Don't Mess With Boston

"...I've found it is the small everyday deeds of ordinary folk that keep the darkness at bay... small acts of kindness, and love." -Gandalf the Grey, The Hobbit (the 2012 film version, apologies to the purists)
Copley Square, Boston. Image courtesy 123rf.com, royalty-free stock photos.

I was born in Boston, and grew up there. One of my earliest memories is of being in Copley Square, leaving the Boston Public Library with my mom and sister, and running into my great-grandmother (my father's grandmother) Mabel on the way to the subway. I remember it because she was very old, well into her 90s then, but she was still out and about, on her way to the library from the bus. I remember it, too, because she stopped to talk to us even though it was chilly out, and I remember she looked at the three of us with such great love. I couldn't have been more than 4 or 5 years old. It was a small moment, in the scheme of things, but I rarely went through Copley Square after that without thinking of her.

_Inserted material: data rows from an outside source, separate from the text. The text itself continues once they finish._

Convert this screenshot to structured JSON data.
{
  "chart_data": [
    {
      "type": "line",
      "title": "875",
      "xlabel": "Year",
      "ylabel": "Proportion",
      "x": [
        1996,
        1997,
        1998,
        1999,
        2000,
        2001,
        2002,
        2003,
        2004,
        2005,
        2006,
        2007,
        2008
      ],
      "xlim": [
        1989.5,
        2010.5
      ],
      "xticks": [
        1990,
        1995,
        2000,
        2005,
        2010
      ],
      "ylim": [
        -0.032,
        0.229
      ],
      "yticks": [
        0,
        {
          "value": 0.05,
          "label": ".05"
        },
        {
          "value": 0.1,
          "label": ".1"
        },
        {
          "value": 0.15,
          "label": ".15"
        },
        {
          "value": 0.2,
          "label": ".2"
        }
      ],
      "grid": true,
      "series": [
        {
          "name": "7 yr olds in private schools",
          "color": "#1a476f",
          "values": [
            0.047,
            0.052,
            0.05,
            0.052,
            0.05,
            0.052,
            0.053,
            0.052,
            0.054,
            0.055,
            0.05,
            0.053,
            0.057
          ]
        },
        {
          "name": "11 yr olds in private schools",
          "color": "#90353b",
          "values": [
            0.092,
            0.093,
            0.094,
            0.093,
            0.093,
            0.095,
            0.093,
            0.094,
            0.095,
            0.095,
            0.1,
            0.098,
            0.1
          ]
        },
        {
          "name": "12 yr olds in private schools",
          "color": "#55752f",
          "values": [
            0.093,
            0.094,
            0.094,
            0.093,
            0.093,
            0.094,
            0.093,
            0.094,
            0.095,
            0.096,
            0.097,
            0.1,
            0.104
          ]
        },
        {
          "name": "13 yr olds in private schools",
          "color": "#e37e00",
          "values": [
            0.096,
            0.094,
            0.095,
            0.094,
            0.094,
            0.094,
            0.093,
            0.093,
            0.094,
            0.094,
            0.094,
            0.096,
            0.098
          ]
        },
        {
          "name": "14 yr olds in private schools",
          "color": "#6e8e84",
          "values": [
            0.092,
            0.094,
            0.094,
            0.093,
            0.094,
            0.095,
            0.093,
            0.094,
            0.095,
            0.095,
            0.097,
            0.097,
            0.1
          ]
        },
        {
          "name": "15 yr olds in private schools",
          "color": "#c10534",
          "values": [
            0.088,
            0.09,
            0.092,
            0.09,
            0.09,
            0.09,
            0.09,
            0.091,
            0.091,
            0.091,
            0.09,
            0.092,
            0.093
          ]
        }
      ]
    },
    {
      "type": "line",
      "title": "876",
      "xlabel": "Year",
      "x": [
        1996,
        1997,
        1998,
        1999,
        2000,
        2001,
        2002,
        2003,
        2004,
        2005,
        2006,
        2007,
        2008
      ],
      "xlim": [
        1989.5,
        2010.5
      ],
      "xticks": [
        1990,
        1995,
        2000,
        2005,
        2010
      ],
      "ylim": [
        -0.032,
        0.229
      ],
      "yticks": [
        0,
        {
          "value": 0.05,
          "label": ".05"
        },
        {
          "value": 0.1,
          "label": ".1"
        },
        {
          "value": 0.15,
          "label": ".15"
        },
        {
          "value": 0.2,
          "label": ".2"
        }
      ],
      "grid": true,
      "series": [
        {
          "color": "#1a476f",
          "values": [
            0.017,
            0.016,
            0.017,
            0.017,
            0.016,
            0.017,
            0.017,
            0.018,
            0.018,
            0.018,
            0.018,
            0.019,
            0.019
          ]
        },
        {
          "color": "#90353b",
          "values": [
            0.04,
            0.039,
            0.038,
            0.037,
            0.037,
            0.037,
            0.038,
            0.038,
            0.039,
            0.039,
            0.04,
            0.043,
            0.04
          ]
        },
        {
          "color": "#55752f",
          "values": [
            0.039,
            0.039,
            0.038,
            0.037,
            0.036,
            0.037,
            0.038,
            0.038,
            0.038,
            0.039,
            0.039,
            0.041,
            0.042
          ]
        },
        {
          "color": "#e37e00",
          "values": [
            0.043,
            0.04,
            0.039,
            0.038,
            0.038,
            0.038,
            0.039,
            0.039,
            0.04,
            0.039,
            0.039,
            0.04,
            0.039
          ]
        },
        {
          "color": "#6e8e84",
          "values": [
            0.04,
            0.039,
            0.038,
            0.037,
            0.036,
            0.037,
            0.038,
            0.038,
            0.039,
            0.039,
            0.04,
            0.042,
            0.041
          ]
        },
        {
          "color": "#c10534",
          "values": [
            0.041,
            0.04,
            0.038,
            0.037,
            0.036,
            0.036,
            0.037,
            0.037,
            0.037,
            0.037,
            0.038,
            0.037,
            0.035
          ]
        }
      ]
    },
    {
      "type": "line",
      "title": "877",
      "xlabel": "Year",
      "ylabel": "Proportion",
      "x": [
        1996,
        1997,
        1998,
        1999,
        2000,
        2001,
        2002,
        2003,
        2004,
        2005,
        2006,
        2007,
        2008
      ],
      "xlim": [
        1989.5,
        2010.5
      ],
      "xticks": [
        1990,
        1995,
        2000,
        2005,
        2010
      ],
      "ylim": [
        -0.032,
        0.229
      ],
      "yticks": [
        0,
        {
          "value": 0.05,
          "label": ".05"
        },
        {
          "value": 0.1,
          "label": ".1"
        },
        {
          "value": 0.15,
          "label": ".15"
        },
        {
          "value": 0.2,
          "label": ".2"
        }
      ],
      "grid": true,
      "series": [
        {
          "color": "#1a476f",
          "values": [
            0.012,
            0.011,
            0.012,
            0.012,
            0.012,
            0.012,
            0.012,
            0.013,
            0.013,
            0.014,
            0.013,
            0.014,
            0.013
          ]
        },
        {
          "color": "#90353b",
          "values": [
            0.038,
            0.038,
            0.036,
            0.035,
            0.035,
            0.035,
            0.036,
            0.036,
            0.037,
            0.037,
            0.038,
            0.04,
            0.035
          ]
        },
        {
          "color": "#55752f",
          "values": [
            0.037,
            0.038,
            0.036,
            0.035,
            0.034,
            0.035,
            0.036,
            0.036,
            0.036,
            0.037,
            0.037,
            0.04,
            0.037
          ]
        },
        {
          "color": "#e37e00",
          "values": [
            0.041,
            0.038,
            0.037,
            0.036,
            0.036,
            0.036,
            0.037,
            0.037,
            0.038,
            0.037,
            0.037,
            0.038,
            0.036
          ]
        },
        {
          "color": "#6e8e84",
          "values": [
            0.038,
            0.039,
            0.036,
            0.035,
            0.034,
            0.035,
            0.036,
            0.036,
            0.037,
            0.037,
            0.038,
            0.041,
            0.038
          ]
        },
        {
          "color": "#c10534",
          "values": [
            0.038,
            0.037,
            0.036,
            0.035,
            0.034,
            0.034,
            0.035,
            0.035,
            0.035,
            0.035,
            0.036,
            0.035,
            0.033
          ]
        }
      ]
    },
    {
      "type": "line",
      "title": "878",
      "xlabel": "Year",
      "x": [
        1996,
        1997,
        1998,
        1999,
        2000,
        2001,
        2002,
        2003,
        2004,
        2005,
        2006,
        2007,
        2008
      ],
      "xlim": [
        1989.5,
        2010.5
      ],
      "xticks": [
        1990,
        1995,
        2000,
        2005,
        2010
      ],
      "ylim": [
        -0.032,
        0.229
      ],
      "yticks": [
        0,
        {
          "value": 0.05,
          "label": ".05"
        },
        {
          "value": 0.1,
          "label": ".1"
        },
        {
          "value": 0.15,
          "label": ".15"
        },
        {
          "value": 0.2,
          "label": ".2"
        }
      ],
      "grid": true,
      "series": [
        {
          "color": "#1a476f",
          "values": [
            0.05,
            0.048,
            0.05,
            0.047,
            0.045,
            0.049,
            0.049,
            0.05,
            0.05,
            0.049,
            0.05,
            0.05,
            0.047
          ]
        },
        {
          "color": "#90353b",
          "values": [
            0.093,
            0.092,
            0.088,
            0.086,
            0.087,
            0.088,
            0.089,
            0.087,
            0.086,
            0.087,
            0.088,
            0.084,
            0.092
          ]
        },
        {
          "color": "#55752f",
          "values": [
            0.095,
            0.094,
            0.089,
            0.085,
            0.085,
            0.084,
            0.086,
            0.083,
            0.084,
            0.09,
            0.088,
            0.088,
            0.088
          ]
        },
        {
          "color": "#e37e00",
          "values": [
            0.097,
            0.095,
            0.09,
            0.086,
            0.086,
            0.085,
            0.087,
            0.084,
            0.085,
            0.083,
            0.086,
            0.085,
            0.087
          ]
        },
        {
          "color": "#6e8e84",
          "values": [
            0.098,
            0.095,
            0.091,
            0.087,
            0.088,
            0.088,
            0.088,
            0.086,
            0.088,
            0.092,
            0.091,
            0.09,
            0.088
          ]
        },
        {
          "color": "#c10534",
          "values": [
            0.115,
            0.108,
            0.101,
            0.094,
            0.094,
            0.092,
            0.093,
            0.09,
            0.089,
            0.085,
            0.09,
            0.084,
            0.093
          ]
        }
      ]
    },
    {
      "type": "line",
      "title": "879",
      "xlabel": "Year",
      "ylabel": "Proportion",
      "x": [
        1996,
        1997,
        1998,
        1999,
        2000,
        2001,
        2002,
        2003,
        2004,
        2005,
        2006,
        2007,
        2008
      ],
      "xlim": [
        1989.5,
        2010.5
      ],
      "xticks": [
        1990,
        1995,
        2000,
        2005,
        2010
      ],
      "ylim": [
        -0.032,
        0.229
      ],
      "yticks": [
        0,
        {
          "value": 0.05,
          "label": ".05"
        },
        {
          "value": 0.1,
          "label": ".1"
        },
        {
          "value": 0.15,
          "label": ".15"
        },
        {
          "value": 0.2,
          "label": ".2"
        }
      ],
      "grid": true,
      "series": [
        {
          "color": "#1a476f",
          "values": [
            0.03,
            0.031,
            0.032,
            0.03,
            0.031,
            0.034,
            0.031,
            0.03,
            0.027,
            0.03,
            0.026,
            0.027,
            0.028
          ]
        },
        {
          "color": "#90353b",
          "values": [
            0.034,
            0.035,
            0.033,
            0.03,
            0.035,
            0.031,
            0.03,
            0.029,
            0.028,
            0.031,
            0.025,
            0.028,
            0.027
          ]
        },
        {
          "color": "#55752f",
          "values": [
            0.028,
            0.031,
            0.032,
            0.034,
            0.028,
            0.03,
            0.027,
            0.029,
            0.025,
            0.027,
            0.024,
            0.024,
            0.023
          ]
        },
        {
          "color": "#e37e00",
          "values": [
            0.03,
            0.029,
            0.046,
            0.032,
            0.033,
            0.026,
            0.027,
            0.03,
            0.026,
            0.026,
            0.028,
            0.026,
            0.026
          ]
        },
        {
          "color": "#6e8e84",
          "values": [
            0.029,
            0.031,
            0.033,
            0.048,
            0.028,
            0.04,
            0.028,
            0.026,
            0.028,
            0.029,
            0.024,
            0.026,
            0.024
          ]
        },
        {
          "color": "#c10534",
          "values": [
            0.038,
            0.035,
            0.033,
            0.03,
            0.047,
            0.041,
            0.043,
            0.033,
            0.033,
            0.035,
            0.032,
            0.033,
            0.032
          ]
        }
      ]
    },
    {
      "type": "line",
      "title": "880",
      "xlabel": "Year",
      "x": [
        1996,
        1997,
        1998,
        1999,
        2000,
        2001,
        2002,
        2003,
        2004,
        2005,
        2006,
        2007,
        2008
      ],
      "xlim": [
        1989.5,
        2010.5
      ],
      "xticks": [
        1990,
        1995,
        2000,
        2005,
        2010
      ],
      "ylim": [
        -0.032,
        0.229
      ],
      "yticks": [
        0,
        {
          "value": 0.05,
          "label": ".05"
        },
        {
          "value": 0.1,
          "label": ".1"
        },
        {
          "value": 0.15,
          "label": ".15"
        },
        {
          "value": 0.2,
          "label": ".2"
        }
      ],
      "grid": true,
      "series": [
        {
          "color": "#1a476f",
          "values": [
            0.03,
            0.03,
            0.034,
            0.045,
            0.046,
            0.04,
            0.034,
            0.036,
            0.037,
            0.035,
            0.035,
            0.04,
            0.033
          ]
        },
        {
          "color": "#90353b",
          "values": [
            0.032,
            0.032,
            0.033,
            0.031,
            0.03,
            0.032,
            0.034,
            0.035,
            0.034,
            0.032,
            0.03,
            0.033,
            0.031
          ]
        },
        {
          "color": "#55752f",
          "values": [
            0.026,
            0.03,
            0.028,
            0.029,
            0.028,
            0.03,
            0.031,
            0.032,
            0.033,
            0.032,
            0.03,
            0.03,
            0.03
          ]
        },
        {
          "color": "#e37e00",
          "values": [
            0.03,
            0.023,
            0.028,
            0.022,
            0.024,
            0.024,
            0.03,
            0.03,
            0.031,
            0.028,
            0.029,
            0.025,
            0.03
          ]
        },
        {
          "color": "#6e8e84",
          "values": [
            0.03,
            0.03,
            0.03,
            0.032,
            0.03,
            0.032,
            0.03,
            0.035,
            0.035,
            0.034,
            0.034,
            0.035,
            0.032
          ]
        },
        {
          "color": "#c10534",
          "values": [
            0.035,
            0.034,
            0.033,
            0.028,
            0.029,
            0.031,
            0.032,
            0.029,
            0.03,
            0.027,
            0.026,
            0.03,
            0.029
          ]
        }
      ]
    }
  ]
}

As a teenager, I hung out in Copley Square frequently after school. I went to movies there, I ate ice cream there, I had pizza there. Hell, I went to the prom in Copley Square. 

After college, when I moved back to Boston, I worked on Boylston Street, a few blocks away from Copley Square proper, and I spent endless hours there after work and on my lunch hour. So yesterday, when I saw a tweet that there had been an explosion at the Boston Marathon, and then went to CNN.com to see the mayhem and devastation of a bombing in Copley Square -- I can't put into words how sick I felt. It was akin to seeing my backyard blown up. My backyard, where a friendly neighborhood block party went terribly, horribly, sickeningly wrong.

I'm sick, and I'm enraged. And it is not making me feel any less so that some are using the funerals of people killed in this tragedy as a jumping-off point to make some bizarre religious-political statement. I don't think Jesus would approve!

I can only hope that this horrible tragedy brings people together to build something positive. Boston deserves better than this. We all deserve better than this.